500 bin mezar" yasallaştırılıyor
Abone olSatışından büyük gelir beklenen orman özelliğini kaybetmiş araziler üzerine kurulacak olan konutlar mezarmı olacak?
"Vatandaşların hiçbir proje ve teknik kontrol olmaksızın inşa
ettiği bu binaların, yaşanacak bir deprem, heyelan ve benzeri
felaketlerle kendilerine mezar olmaları durumunda, sorumlu kim
olacaktır?" diye sordu. Bu yapılaşma alanlarının ıslah edilmesi ve
yenilenmesi gerektiğini savunan Kozal, "Aksi halde, 500 bin mezarı
daha yasal çerçeveye almış olacağız. Devlet, "böyle kalsın, ne
olursa olsun" diyemeyeceğine göre, buna mutlaka bir çözüm bulmak
zorundadır" dedi. Mimar-Ekonomist Remzi Kozal, İHA muhabirine
yaptığı açıklamada, hükümetin, orman özelliğini kaybetmiş
arazilerin satışından 25 milyar dolar gelir beklediğini
vurgulayarak, "Ancak, büyük oranda işgal edilmiş durumda olan bu
arazilerin, işgal edenlerin dışında başka birilerine satılması çok
zor. Çünkü, bu toprakları işgal edip kullananlar, birilerine para
ödeyerek işgali gerçekleştirdiler. Şimdi işgalci konumundaki
vatandaş, bu topraklara sahip olmak için ikinci bir para ödemek
durumunda kalmaktadır. Vatandaşlarımız bunun haksızlık olduğunu
düşünerek, işgalleri altındaki arazileri terk etmeyecekleri gibi
tekrar tekrar ücret ödeyerek satın almak da istememektedirler" diye
konuştu. SORUMLUSU KİM OLACAK? Orman Bakanı Osman Pepe'nin, 'Bu
araziler üzerinde bir kısmı devlete ait binalar olmak üzere 500 bin
bina bulunduğu' şeklindeki açıklamasını da hatırlatan
Mimar-Ekonomist Remzi Kozal, "Özellikle belirtmek gerekir ki,
vatandaşların hiçbir proje ve teknik kontrol olmaksızın inşa ettiği
bu binaların, yaşanacak bir depremle, heyelanla ve benzeri
felaketlerle, kendilerine mezar olmaları durumunda, sorumlu kim
olacaktır?" diye uyardı. Kozal, yapılacak işin, planlama yaparak,
bu yapılaşma alanlarını yasal çerçevede ıslah etmek ve yenilemek
olduğunu belirterek, "Buradan elde edilecek gelirin önemli bir
kısmı, bu bölgelerin ıslahı, çağdaş anlamda şehirleşmesi için
kullanılmak durumundadır. Aksi halde, 500 bin mezarı daha yasal
çerçeveye almış olacağız. Devlet, "böyle kalsın, ne olursa olsun"
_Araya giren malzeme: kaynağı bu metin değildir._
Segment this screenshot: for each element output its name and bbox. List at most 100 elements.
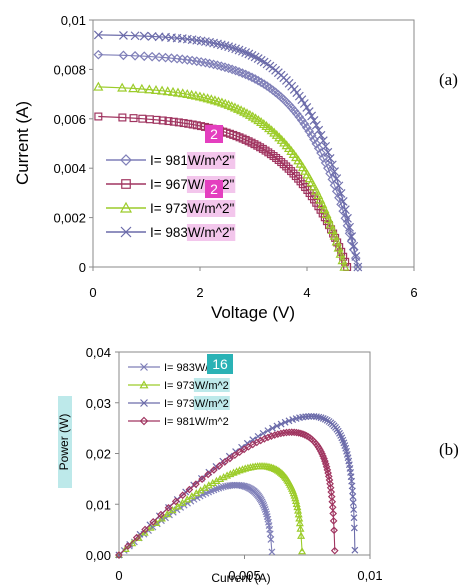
data-point: [295, 514, 304, 522]
data-point: [164, 117, 173, 126]
plot-frame: [92, 19, 415, 268]
legend-marker: [140, 399, 148, 407]
data-point: [220, 458, 229, 466]
data-point: [321, 141, 331, 151]
data-point: [307, 111, 317, 121]
data-point: [158, 116, 167, 125]
y-tick-label: 0,03: [86, 396, 111, 411]
data-point: [284, 164, 293, 173]
data-point: [352, 262, 363, 272]
data-point: [269, 424, 276, 432]
series-triangle: [93, 81, 350, 271]
series-x: [115, 412, 359, 559]
data-point: [297, 531, 306, 539]
data-point: [136, 83, 147, 93]
data-point: [335, 248, 346, 258]
data-point: [305, 412, 313, 420]
data-point: [139, 31, 149, 41]
data-point: [149, 518, 158, 526]
x-axis-title: Current (A): [211, 571, 270, 585]
data-point: [323, 416, 331, 424]
x-tick-label: 0: [115, 568, 122, 583]
power-chart: 0,00 0,01 0,02 0,03 0,04 0 0,005 0,01 Current (A…: [57, 345, 383, 585]
legend-highlight: [193, 396, 230, 410]
data-point: [313, 143, 324, 154]
y-tick-label: 0,01: [61, 13, 86, 28]
data-point: [217, 484, 225, 491]
data-point: [281, 418, 289, 426]
data-point: [188, 120, 197, 129]
badge-box: [207, 354, 233, 374]
data-point: [264, 433, 272, 442]
data-point: [319, 415, 327, 422]
data-point: [157, 510, 165, 519]
data-point: [259, 500, 267, 508]
y-axis-title: Current (A): [13, 101, 32, 185]
x-tick-label: 2: [196, 285, 203, 300]
series-diamond: [115, 428, 339, 559]
legend-entry: I= 973 W/m^2: [128, 396, 230, 410]
data-point: [154, 52, 164, 62]
data-point: [219, 472, 228, 481]
data-point: [130, 31, 140, 41]
y-tick-label: 0,002: [53, 211, 86, 226]
data-point: [174, 118, 183, 127]
annotation-badge: 2: [205, 125, 223, 143]
data-point: [321, 415, 329, 423]
data-point: [210, 466, 218, 474]
data-point: [212, 476, 221, 484]
data-point: [304, 126, 315, 137]
data-point: [277, 158, 286, 167]
data-point: [350, 524, 358, 532]
data-point: [334, 181, 344, 191]
data-point: [177, 88, 188, 98]
data-point: [321, 209, 332, 219]
data-point: [327, 488, 336, 496]
data-point: [282, 162, 291, 171]
data-point: [314, 125, 324, 135]
data-point: [274, 155, 283, 164]
x-tick-label: 0,01: [357, 568, 382, 583]
data-point: [117, 82, 128, 92]
data-point: [287, 167, 296, 176]
data-point: [216, 474, 225, 483]
data-point: [115, 551, 123, 559]
y-tick-label: 0: [79, 260, 86, 275]
panel-label-b: (b): [439, 440, 459, 459]
x-axis-title: Voltage (V): [211, 303, 295, 322]
data-point: [349, 499, 357, 507]
data-point: [326, 479, 334, 488]
legend-label-units: W/m^2: [195, 398, 229, 410]
badge-box: [205, 125, 223, 143]
series-line: [118, 431, 336, 556]
x-tick-label: 4: [303, 285, 310, 300]
data-point: [315, 194, 326, 204]
y-tick-label: 0,006: [53, 112, 86, 127]
data-point: [157, 85, 168, 95]
data-point: [311, 138, 322, 149]
data-point: [350, 514, 358, 522]
data-point: [190, 495, 198, 503]
data-point: [204, 481, 213, 489]
legend-label-units: W/m^2: [195, 416, 229, 428]
data-point: [351, 252, 361, 261]
data-point: [226, 469, 235, 478]
legend-marker: [120, 154, 132, 166]
data-point: [261, 506, 269, 513]
data-point: [285, 428, 294, 437]
data-point: [229, 468, 238, 476]
data-point: [93, 30, 103, 40]
data-point: [325, 476, 334, 484]
data-point: [268, 548, 276, 556]
data-point: [297, 95, 307, 105]
data-point: [132, 533, 141, 542]
data-point: [299, 119, 310, 129]
data-point: [183, 495, 192, 503]
data-point: [261, 503, 268, 511]
data-point: [178, 498, 187, 506]
data-point: [301, 122, 312, 133]
data-point: [337, 255, 348, 265]
data-point: [163, 510, 172, 518]
data-point: [192, 480, 200, 489]
data-point: [306, 130, 317, 141]
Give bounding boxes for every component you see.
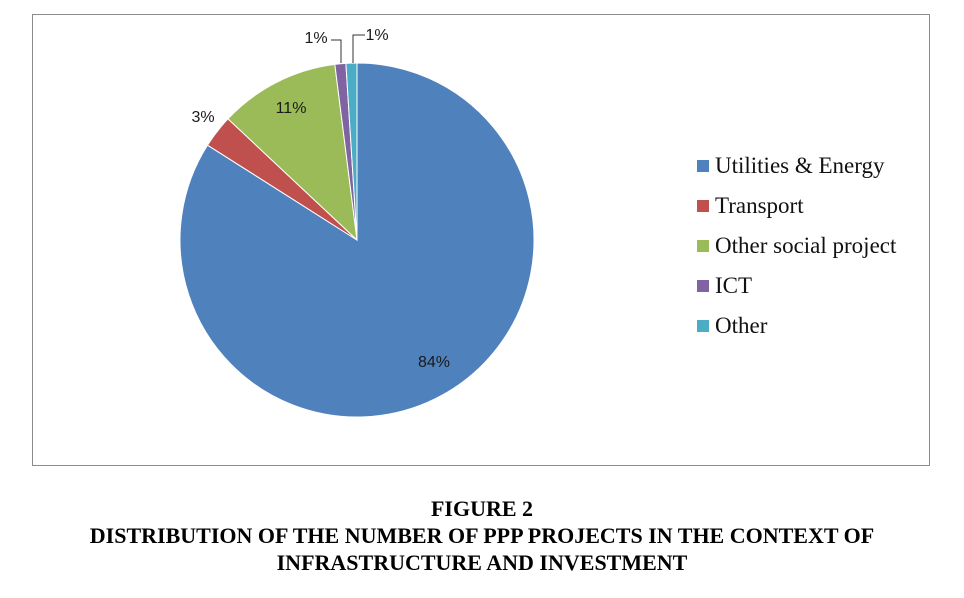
data-labels: 84% 3% 11% 1% 1% — [191, 27, 450, 371]
pie-slice-other — [345, 62, 358, 241]
leader-line-other — [352, 34, 365, 63]
legend-item-ict: ICT — [697, 266, 927, 306]
legend: Utilities & Energy Transport Other social … — [697, 146, 927, 346]
figure-title-line-2: INFRASTRUCTURE AND INVESTMENT — [276, 550, 688, 575]
data-label-other: 1% — [365, 27, 388, 44]
leader-line-ict — [331, 39, 342, 63]
legend-label-ict: ICT — [715, 273, 753, 298]
legend-item-other-social-project: Other social project — [697, 226, 927, 266]
legend-swatch-transport — [697, 200, 709, 212]
legend-item-transport: Transport — [697, 186, 927, 226]
data-label-utilities-energy: 84% — [418, 354, 450, 371]
data-label-other-social-project: 11% — [276, 100, 307, 117]
figure-title-line-1: DISTRIBUTION OF THE NUMBER OF PPP PROJEC… — [89, 523, 875, 548]
legend-swatch-other — [697, 320, 709, 332]
pie-slice-utilities-energy — [179, 62, 535, 418]
legend-label-transport: Transport — [715, 193, 804, 218]
legend-label-other: Other — [715, 313, 768, 338]
leader-lines — [331, 34, 365, 63]
legend-item-other: Other — [697, 306, 927, 346]
legend-item-utilities-energy: Utilities & Energy — [697, 146, 927, 186]
pie-slice-other-social-project — [227, 63, 358, 242]
data-label-ict: 1% — [304, 30, 327, 47]
legend-swatch-other-social-project — [697, 240, 709, 252]
legend-swatch-utilities-energy — [697, 160, 709, 172]
pie-slices — [179, 62, 535, 418]
figure-number: FIGURE 2 — [430, 496, 534, 521]
legend-swatch-ict — [697, 280, 709, 292]
data-label-transport: 3% — [191, 109, 214, 126]
legend-label-other-social-project: Other social project — [715, 233, 897, 258]
legend-label-utilities-energy: Utilities & Energy — [715, 153, 885, 178]
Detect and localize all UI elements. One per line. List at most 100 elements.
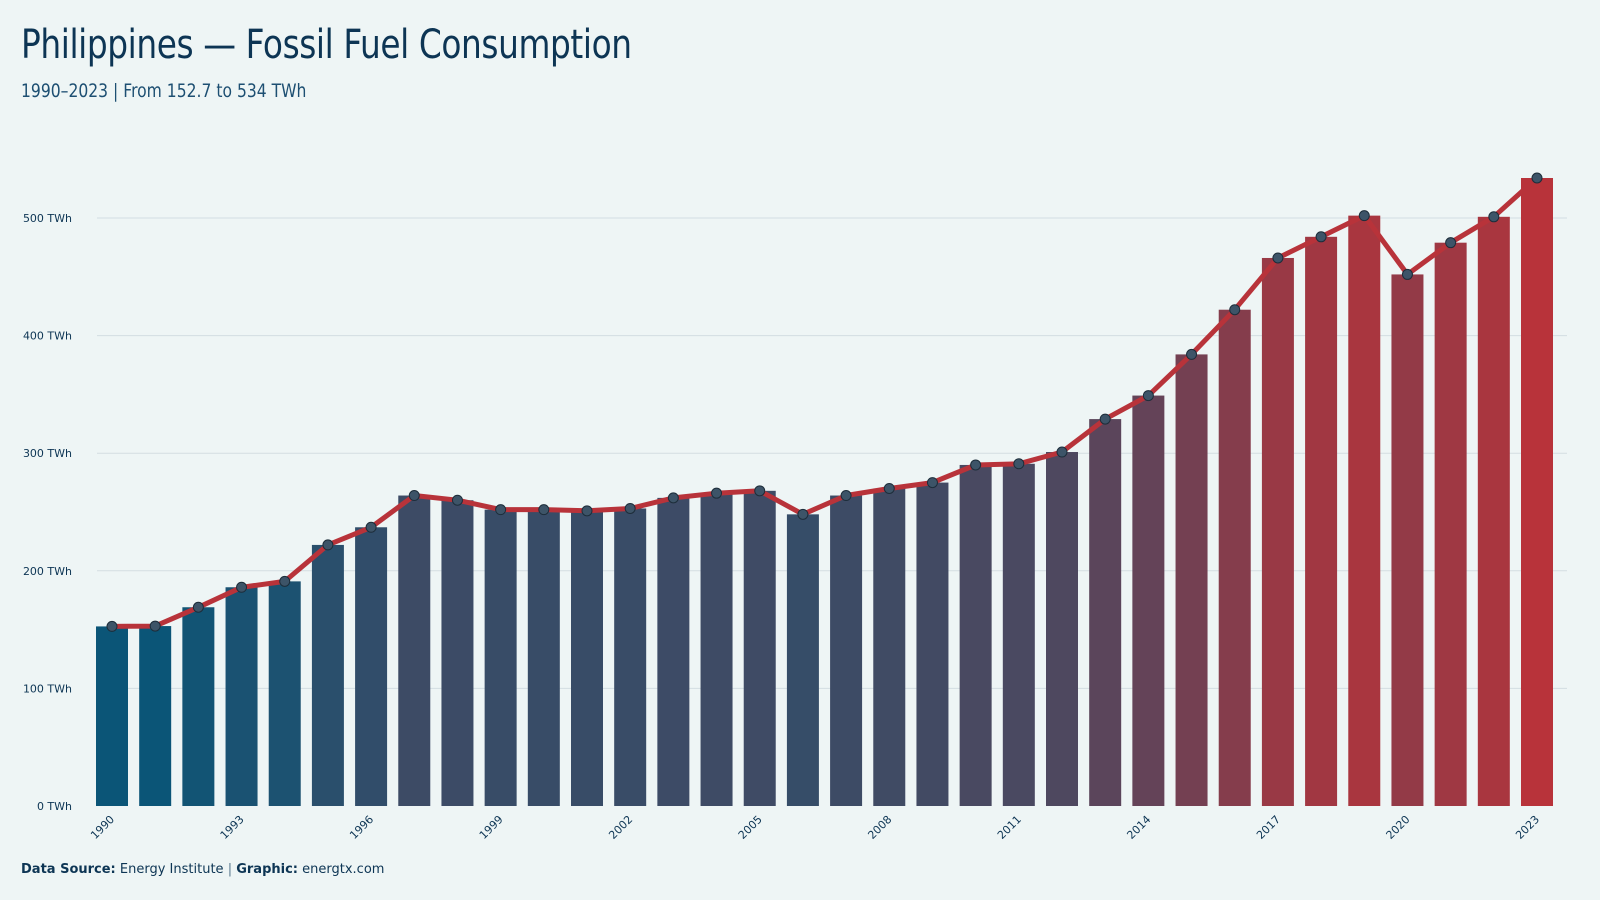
data-point: [883, 482, 895, 494]
data-point: [322, 539, 334, 551]
y-tick-label: 100 TWh: [23, 682, 72, 695]
bar: [398, 495, 431, 806]
chart-title: Philippines — Fossil Fuel Consumption: [21, 22, 632, 68]
data-point: [926, 477, 938, 489]
bars: [96, 178, 1553, 807]
data-point: [711, 487, 723, 499]
bar: [182, 607, 215, 806]
bar: [139, 626, 172, 806]
data-point: [1358, 210, 1370, 222]
bar: [1175, 354, 1208, 806]
y-tick-label: 500 TWh: [23, 212, 72, 225]
data-point: [1142, 390, 1154, 402]
x-tick-label: 1993: [218, 813, 247, 842]
bar: [484, 509, 517, 806]
bar: [441, 500, 474, 806]
bar: [225, 587, 258, 806]
bar: [786, 514, 819, 806]
x-tick-label: 2002: [606, 813, 635, 842]
trend-line: [109, 175, 1540, 629]
footer-separator: |: [227, 862, 233, 877]
y-tick-label: 200 TWh: [23, 565, 72, 578]
x-tick-label: 2005: [736, 813, 765, 842]
data-point: [1531, 172, 1543, 184]
data-point: [1401, 268, 1413, 280]
data-point: [1056, 446, 1068, 458]
data-point: [236, 581, 248, 593]
bar: [1434, 242, 1467, 806]
bar: [1002, 463, 1035, 806]
x-tick-label: 2023: [1513, 813, 1542, 842]
data-point: [192, 601, 204, 613]
bar: [830, 495, 863, 806]
x-tick-label: 1996: [347, 813, 376, 842]
bar: [1521, 178, 1553, 806]
x-tick-label: 2017: [1254, 813, 1283, 842]
bar: [1477, 216, 1510, 807]
bar: [1348, 215, 1381, 807]
bar: [1089, 419, 1122, 806]
data-point: [581, 505, 593, 517]
source-label: Data Source:: [21, 862, 116, 877]
bar: [571, 510, 603, 806]
data-point: [1488, 211, 1500, 223]
y-tick-label: 300 TWh: [23, 447, 72, 460]
data-point: [667, 492, 679, 504]
data-point: [1186, 348, 1198, 360]
series-line: [109, 175, 1540, 629]
data-point: [495, 504, 507, 516]
graphic-label: Graphic:: [236, 862, 298, 877]
data-point: [1272, 252, 1284, 264]
y-tick-label: 400 TWh: [23, 330, 72, 343]
y-tick-label: 0 TWh: [37, 800, 72, 813]
data-point: [106, 620, 118, 632]
data-point: [1013, 458, 1025, 470]
data-point: [1099, 413, 1111, 425]
bar: [527, 509, 560, 806]
bar: [614, 508, 647, 806]
x-tick-label: 2011: [995, 813, 1024, 842]
x-tick-label: 2014: [1124, 813, 1153, 842]
data-point: [1229, 304, 1241, 316]
bar: [1218, 309, 1251, 806]
source-value: Energy Institute: [119, 862, 224, 877]
bar: [873, 488, 906, 806]
bar: [657, 497, 690, 806]
data-point: [624, 502, 636, 514]
markers: [106, 172, 1543, 632]
x-tick-label: 2020: [1384, 813, 1413, 842]
data-point: [408, 490, 420, 502]
data-point: [1315, 231, 1327, 243]
data-point: [840, 490, 852, 502]
data-point: [279, 575, 291, 587]
x-tick-label: 1990: [88, 813, 117, 842]
x-tick-label: 2008: [865, 813, 894, 842]
bar: [268, 581, 301, 806]
bar: [743, 490, 776, 806]
x-axis-labels: 1990 1993 1996 1999 2002 2005 2008 2011 2014 2017…: [88, 813, 1542, 842]
data-point: [365, 521, 377, 533]
bar: [311, 544, 344, 806]
y-axis-labels: 0 TWh 100 TWh 200 TWh 300 TWh 400 TWh 500 TWh: [23, 212, 72, 813]
bar: [1391, 274, 1424, 806]
bar: [916, 482, 949, 806]
chart-subtitle: 1990–2023 | From 152.7 to 534 TWh: [21, 80, 307, 102]
bar: [96, 626, 128, 806]
x-tick-label: 1999: [477, 813, 506, 842]
data-point: [797, 508, 809, 520]
bar: [1261, 257, 1294, 806]
bar: [700, 493, 733, 806]
bar: [1305, 236, 1338, 806]
data-point: [754, 485, 766, 497]
bar: [1046, 452, 1078, 806]
graphic-value: energtx.com: [302, 862, 385, 877]
data-point: [1445, 237, 1457, 249]
bar: [355, 527, 388, 806]
data-point: [970, 459, 982, 471]
data-point: [451, 494, 463, 506]
footer: Data Source: Energy Institute | Graphic:…: [21, 862, 384, 877]
bar: [1132, 395, 1165, 806]
bar: [959, 464, 992, 806]
data-point: [149, 620, 161, 632]
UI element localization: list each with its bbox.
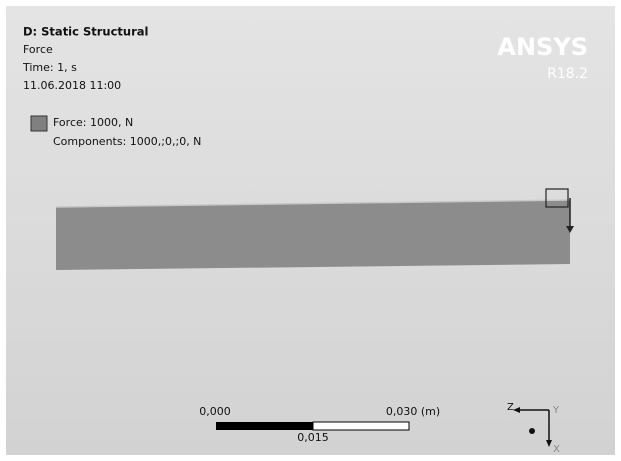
page: {"header": {"title": "D: Static Structur…: [0, 0, 621, 461]
legend-label: Force: 1000, N: [53, 116, 133, 129]
scale-start: 0,000: [199, 405, 231, 418]
triad-z-label: Z: [507, 402, 514, 413]
beam: [56, 200, 570, 270]
legend-swatch: [31, 116, 47, 131]
logo-version: R18.2: [547, 66, 588, 82]
viewport: D: Static Structural Force Time: 1, s 11…: [0, 0, 621, 461]
scale-middle: 0,015: [297, 431, 329, 444]
scale-bar-black: [216, 422, 313, 430]
scale-end: 0,030 (m): [386, 405, 440, 418]
logo-brand: ANSYS: [497, 33, 588, 61]
triad-x-label: X: [553, 444, 560, 455]
header-title: D: Static Structural: [23, 25, 148, 39]
legend-components: Components: 1000,;0,;0, N: [53, 135, 201, 148]
scale-bar-white: [313, 422, 409, 430]
header-line: Time: 1, s: [22, 61, 77, 74]
header-line: Force: [23, 43, 53, 56]
triad-origin: [529, 428, 535, 434]
header-line: 11.06.2018 11:00: [23, 79, 121, 92]
triad-y-label: Y: [552, 405, 560, 416]
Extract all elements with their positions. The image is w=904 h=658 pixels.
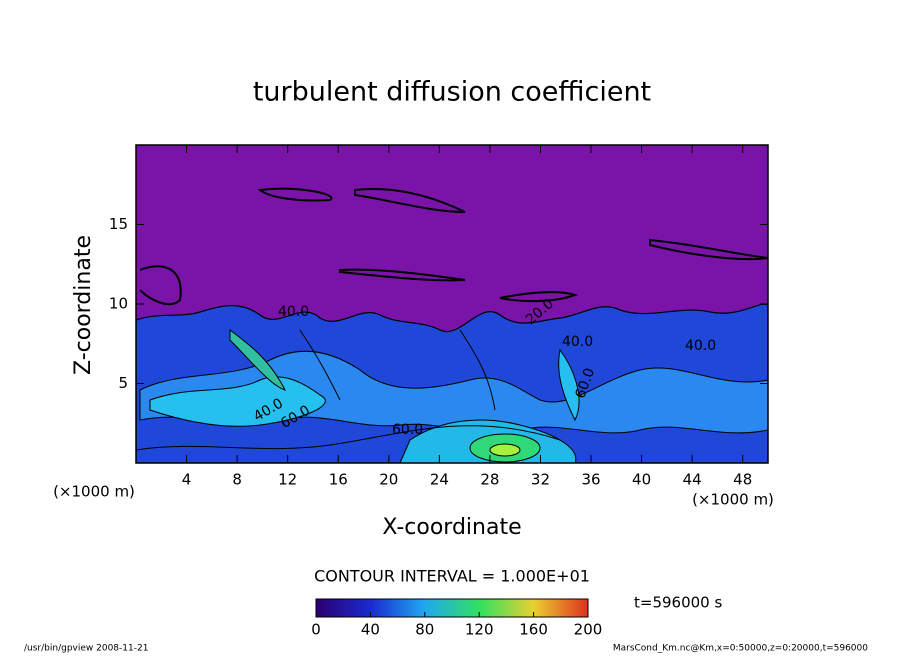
x-axis-label: X-coordinate (382, 515, 521, 540)
footer-right: MarsCond_Km.nc@Km,x=0:50000,z=0:20000,t=… (613, 644, 868, 654)
colorbar-tick-label: 120 (465, 621, 494, 639)
x-unit: (×1000 m) (692, 491, 774, 509)
x-tick-label: 40 (632, 471, 651, 489)
x-tick-label: 20 (379, 471, 398, 489)
x-tick-label: 28 (480, 471, 499, 489)
chart-title: turbulent diffusion coefficient (253, 77, 651, 108)
x-tick-label: 8 (232, 471, 242, 489)
contour-label: 60.0 (392, 422, 423, 438)
x-tick-label: 12 (278, 471, 297, 489)
contour-interval: CONTOUR INTERVAL = 1.000E+01 (314, 567, 590, 586)
x-tick-label: 24 (430, 471, 449, 489)
footer-left: /usr/bin/gpview 2008-11-21 (24, 644, 148, 654)
colorbar-tick-label: 80 (415, 621, 434, 639)
x-unit: (×1000 m) (53, 483, 135, 501)
contour-label: 40.0 (278, 304, 309, 320)
x-tick-label: 36 (581, 471, 600, 489)
y-axis-label: Z-coordinate (71, 235, 96, 375)
y-tick-label: 10 (109, 295, 128, 313)
colorbar-tick-label: 40 (361, 621, 380, 639)
y-tick-label: 5 (118, 374, 128, 392)
time-label: t=596000 s (634, 594, 722, 612)
contour-label: 40.0 (562, 334, 593, 350)
x-tick-label: 48 (733, 471, 752, 489)
colorbar (315, 598, 589, 618)
contour-label: 40.0 (685, 338, 716, 354)
colorbar-tick-label: 200 (574, 621, 603, 639)
x-tick-label: 32 (531, 471, 550, 489)
contour-field (136, 145, 768, 463)
x-tick-label: 16 (329, 471, 348, 489)
colorbar-tick-label: 0 (311, 621, 321, 639)
x-tick-label: 44 (683, 471, 702, 489)
colorbar-tick-label: 160 (519, 621, 548, 639)
y-tick-label: 15 (109, 215, 128, 233)
x-tick-label: 4 (182, 471, 192, 489)
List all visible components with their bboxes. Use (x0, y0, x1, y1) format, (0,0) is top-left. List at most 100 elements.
diyemeyeceğine göre, buna mutlaka bir çözüm de bulmak zorundadır"
dedi. "VATANDAŞ KANUNSUZLUĞA İTİLİYOR" Orman arazisi işgali, kaçak
yapılaşma ve benzeri fiillerle bir şekilde kanun dışına çıkmış
vatandaşın, yasal çerçeve içerisine alınmasının da çok önemli
olduğunu kaydeden Kozal, "Siz eğer vatandaşı yasal çerçeve
içerisine almazsanız, sonuçta suç işlemiş duruma düşürdüğünüz
vatandaştan yasal işler yapmasını bekleyemezsiniz. Nasıl olsa ben
suçluyum, kanunsuz bir iş yaptım diye düşünen vatandaş, kanun dışı
yeni fillerde bulunmaya temayüllü olabilecektir. İşte, kaçak
elektrik kullanma, vergi kaçırma ve benzeri olaylar böyle bir
başlangıcın sonucunda gelmektedir" diye konuştu. Kozal, aslında bu
çarpıklığın temelini, ülke topraklarının yüzde 60'a yakınının
devlet mülkiyetinde olmasının oluşturduğunu öne sürdü. Kozal
ayrıca, memleketin orman varlığının azalmaması, hatta arttırılması
ve ekonomik olarak işletilmesi için, yurdun dört bir tarafındaki
kırsal, boş alan ve yörelere uygun fidanlar dikilerek, süratle
ağaçlandırılması gerektiğini bildirdi.